Mit Millionen aus der Mehrwertsteuer für die Länder soll der Bund die frühkindliche Bildung gezielt fördern. Das fordert Niedersachsens Kultusminister Bernd Althusmann (CDU).
Niedersachsen will Millionen aus der Mehrwertsteuer für Bildung
Braunschweig (dapd). Mit Millionen aus der Mehrwertsteuer für die Länder soll der Bund die frühkindliche Bildung gezielt fördern. Das fordert Niedersachsens Kultusminister Bernd Althusmann (CDU). "Wir brauchen eine gemeinsame 'Exzellenzinitiative frühkindliche Bildung' von Bund und Ländern - ähnlich wie sie Bund und Länder mit über 21 Millionen Euro für die Hochschulen aufgelegt haben", sagte Althusmann der "Braunschweiger Zeitung" (Mittwochausgabe).

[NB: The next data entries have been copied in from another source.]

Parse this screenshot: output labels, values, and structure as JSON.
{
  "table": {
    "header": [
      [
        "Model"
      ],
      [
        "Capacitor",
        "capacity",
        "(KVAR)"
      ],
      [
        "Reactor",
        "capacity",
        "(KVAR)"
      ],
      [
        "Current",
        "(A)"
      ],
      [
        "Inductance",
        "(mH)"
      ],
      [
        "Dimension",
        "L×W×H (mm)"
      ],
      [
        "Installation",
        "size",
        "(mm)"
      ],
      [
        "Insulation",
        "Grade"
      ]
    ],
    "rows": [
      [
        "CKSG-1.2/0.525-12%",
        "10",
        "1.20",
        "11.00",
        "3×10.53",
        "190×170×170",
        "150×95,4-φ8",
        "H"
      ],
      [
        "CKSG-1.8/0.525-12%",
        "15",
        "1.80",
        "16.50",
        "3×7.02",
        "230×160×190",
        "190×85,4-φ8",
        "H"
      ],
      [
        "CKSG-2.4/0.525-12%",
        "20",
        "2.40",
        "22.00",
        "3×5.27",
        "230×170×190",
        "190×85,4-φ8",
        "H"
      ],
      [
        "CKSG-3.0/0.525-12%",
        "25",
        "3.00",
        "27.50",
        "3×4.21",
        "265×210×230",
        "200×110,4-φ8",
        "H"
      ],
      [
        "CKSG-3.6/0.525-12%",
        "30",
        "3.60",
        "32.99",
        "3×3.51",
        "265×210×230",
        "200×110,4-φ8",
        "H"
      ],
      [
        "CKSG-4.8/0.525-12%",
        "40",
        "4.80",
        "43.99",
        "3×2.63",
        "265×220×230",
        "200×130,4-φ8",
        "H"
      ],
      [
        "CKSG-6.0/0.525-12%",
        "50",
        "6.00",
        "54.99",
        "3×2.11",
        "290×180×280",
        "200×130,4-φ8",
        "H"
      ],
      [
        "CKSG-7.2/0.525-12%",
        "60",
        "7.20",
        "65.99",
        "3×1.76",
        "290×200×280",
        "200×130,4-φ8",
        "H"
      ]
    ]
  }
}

Schon heute finanzierten die Länder und Kommunen über 70 Prozent aller öffentlichen Bildungsausgaben. "Der Bund sollte den Ländern für Bildung, zum Beispiel für diese frühkindliche Förderung einen höheren Anteil aus der Mehrwertsteuer überlassen. Der Bund sollte uns hier mehr Gestaltungsmöglichkeiten geben", sagte Althusmann, derzeit Vorsitzender der Kultusministerkonferenz. "Wir sehen jetzt auch, dass die Länder angesichts ihrer zum Teil schwierigen Finanzlage eine bessere Qualität der Inhalte in Ganztagsschulen nur eingeschränkt umsetzen können", sagte der CDU-Politiker in der Braunschweiger Zeitung.
Althusmann betonte, es werde ohnehin zu fragen sein, wie es mit dem strikten Kooperationsverbot von Bund und Ländern in der Bildungspolitik weitergehen solle. Bei der am Donnerstag beginnenden Konferenz der Kultusminister in Hannover will Althusmann auch für eine engere Abstimmung der Länder bei der Sprachförderung werben.